Then she runneth, and cometh to Simon Peter, and to the other disciple, whom Jesus loved, and saith unto them, They have taken away the Lord out of the sepulchre, and we know not where they have laid Him.
The timing was dramatic. Last week, for the Christian world, was Holy Week the seven most holy of Lent's 40 days in which are solemnized Christ's temptation in the wilderness, His agony before and during the Crucifixion, culminating in the promise of the Resurrection. Last week the agony of Holy Week was shared by the human race. There was scarcely a man, woman or child anywhere who, in the degree to which the war directly touched him, or the degree to which he was capable of compassion, did not suffer a personal Golgotha, did not share the hope, paradoxical by all rational processes, that out of the war's crucifying evil some great good must be resurrected.
Passion and Resurrection.

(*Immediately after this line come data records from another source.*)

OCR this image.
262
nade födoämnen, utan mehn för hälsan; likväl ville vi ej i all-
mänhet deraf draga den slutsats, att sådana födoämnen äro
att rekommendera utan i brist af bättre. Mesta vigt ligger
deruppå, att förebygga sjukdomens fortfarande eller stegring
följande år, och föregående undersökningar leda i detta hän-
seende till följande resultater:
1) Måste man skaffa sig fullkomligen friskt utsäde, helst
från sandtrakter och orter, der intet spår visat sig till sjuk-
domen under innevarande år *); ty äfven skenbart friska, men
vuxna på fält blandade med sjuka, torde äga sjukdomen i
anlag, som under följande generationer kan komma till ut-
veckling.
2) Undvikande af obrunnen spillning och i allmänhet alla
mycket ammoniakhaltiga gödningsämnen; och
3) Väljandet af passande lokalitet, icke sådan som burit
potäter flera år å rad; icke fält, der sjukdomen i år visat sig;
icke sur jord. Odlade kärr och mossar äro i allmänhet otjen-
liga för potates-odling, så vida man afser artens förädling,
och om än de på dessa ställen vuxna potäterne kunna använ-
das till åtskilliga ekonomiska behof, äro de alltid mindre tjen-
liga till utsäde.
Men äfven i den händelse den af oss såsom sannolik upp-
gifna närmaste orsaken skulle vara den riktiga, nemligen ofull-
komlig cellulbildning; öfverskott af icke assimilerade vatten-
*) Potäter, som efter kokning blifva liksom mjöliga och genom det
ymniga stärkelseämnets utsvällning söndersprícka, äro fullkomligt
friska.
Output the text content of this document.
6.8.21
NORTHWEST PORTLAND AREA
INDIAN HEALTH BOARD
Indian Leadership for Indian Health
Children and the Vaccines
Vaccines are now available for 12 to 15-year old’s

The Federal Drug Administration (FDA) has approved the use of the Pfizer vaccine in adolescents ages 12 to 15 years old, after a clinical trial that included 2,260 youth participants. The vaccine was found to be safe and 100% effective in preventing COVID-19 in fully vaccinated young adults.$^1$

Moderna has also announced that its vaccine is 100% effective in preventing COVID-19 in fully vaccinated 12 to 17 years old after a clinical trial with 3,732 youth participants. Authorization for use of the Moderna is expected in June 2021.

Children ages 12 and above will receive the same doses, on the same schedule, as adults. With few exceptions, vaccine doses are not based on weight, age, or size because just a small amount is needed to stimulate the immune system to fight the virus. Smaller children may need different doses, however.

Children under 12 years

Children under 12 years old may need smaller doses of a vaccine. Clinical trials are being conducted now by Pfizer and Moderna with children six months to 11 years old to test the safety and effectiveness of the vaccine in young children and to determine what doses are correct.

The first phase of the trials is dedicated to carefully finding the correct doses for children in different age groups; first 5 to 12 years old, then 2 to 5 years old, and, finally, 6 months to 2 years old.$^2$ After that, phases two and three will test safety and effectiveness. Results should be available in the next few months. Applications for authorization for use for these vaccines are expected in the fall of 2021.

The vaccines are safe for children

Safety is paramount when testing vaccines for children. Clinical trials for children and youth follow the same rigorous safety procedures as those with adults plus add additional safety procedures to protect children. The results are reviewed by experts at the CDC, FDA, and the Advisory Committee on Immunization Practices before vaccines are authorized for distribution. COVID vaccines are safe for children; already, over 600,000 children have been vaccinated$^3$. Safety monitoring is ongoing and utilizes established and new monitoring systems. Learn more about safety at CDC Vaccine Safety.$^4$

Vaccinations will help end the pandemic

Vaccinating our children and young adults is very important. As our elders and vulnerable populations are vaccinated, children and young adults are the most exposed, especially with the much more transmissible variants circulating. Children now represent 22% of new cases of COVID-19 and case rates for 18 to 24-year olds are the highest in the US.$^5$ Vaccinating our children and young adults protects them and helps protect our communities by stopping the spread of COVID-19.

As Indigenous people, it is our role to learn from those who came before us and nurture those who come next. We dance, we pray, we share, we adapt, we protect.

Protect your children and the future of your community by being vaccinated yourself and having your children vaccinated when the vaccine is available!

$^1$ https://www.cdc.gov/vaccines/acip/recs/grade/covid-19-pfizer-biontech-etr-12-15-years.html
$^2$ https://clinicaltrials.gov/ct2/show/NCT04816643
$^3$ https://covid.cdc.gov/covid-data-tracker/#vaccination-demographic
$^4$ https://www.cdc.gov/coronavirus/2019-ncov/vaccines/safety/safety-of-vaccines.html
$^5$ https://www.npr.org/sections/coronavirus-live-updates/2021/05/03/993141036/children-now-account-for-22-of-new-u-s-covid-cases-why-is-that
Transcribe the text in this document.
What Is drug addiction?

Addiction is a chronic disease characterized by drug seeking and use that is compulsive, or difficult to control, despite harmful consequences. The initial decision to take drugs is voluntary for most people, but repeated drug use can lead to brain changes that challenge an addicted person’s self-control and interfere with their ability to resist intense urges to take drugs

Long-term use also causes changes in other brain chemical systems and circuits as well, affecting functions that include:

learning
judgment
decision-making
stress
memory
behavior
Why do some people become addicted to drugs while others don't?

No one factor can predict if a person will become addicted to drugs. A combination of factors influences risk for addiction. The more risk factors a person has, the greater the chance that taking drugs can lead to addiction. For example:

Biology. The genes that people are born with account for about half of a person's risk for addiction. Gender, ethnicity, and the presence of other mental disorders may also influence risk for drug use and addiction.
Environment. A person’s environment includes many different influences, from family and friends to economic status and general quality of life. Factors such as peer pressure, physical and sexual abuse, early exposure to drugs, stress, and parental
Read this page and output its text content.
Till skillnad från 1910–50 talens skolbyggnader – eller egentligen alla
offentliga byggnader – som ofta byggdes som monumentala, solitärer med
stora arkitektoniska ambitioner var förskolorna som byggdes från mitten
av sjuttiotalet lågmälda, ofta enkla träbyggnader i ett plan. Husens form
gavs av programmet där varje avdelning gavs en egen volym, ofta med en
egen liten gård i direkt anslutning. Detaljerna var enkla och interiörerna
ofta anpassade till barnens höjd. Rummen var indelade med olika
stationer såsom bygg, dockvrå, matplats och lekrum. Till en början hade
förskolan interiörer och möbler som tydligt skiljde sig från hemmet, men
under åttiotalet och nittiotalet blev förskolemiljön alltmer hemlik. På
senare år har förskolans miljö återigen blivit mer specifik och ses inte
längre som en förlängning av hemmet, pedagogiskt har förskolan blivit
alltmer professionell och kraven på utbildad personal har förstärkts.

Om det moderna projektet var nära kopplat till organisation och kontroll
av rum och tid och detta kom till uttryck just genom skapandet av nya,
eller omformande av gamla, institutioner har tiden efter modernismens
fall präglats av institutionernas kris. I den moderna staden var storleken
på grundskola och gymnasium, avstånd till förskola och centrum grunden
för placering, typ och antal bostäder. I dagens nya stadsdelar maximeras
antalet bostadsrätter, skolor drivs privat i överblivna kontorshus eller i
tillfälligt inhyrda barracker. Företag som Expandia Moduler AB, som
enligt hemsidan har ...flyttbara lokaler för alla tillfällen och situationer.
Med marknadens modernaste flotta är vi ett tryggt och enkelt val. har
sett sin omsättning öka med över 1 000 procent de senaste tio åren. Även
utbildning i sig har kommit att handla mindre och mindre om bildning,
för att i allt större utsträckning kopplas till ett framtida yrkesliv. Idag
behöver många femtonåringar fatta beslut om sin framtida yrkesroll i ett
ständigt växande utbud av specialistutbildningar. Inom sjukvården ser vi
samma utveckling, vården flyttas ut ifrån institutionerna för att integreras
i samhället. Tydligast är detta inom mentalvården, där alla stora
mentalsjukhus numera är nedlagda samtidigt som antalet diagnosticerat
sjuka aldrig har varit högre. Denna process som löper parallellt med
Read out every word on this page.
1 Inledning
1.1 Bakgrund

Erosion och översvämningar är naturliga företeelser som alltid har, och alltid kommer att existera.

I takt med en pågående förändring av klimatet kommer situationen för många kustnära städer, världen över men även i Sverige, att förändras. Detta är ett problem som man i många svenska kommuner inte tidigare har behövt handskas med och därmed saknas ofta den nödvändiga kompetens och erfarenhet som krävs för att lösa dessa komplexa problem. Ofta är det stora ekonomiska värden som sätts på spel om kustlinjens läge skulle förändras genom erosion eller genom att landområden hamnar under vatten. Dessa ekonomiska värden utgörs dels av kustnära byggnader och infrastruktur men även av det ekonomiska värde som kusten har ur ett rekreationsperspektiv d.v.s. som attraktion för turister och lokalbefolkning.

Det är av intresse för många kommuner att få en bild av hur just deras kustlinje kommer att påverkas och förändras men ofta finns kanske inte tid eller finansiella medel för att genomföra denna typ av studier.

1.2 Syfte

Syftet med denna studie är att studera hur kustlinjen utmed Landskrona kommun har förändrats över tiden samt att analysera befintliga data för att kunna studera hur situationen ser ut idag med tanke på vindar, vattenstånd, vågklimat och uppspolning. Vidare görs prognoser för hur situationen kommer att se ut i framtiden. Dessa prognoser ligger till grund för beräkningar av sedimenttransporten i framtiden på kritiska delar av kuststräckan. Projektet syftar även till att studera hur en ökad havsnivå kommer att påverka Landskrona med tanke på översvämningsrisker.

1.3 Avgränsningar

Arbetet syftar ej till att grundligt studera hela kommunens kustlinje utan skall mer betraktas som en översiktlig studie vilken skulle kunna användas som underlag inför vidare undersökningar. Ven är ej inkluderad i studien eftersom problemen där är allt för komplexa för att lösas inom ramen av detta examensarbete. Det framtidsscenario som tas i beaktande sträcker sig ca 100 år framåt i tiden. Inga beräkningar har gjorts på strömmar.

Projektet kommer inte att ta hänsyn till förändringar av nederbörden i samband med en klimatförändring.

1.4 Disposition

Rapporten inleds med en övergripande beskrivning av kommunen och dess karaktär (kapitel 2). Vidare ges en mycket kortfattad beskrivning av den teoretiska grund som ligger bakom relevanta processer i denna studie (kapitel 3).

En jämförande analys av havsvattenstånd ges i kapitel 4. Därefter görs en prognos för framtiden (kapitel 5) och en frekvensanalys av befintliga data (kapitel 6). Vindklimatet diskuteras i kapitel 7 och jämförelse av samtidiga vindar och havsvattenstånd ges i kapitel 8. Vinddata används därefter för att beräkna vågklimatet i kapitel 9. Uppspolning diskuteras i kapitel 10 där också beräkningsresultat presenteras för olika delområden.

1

When, under cover of wartime secrecy, the Most Reverend and Right Honorable Cyril Forster Garbett, Archbishop of York, Primate of England and Metropolitan, slipped across the Atlantic Ocean into the U.S. (it was his first visit), there was no Protestant churchman who could have impressed Americans more. For the Archbishop was a symbol of one great Protestant church which, under the impact of war, had suffered a passion and predicated a resurrection.
The Archbishop arrived in response to a year-and-a-half-old invitation of the Federal Council of Churches, and an invitation by the Protestant Episcopal Church. He had come on a flurry of ecclesiastical errands, to:
¶ Foster the practice of international visits between dignitaries of U.S. churches and the Church of England.
¶ Assist in the laying on of hands when Boston's Very Rev. Angus Dun is consecrated Bishop of Washington at the Cathedral of SS. Peter and Paul (April 19).
¶ Discuss closer cooperation between the Episcopal and Anglican Churches, especially in missionary work (the Archbishop is a vice chairman of the International Missionary Council) and plans for the postwar world.
¶ Meet with clergy of all denominations at Manhattan's Fifth Avenue Presbyterian Church.
¶ Visit the Most Rev. Derwyn T. Owen, Primate of the Church of England in Canada, at Toronto, where the Archbishop will discuss with Canadian church leaders postwar missionary and rehabilitation problems.
War's Desperate Surgery. These program notes might be important to churchmen. But most laymen did not know who the Archbishop was. They might remember vaguely that Dr. Garbett was jointly responsible (with the Archbishop of Canterbury) for proclaiming the necessity of a New World Order embodied in the revolutionary Malvern Resolutions (TIME, Jan. 20, 1941). They might also remember that last September Dr. Garbett had taken a long trip in the opposite directionto Moscow, to give the hand of traditional ecumenical brotherhood to Russia's newly reinstated Patriarch. (Last week Patriarch Sergei gave the back of his hand to Pius XII, declared, in the Journal of the Moscow Patriarchate, that the Pope is not Christ's Vicar on earth.)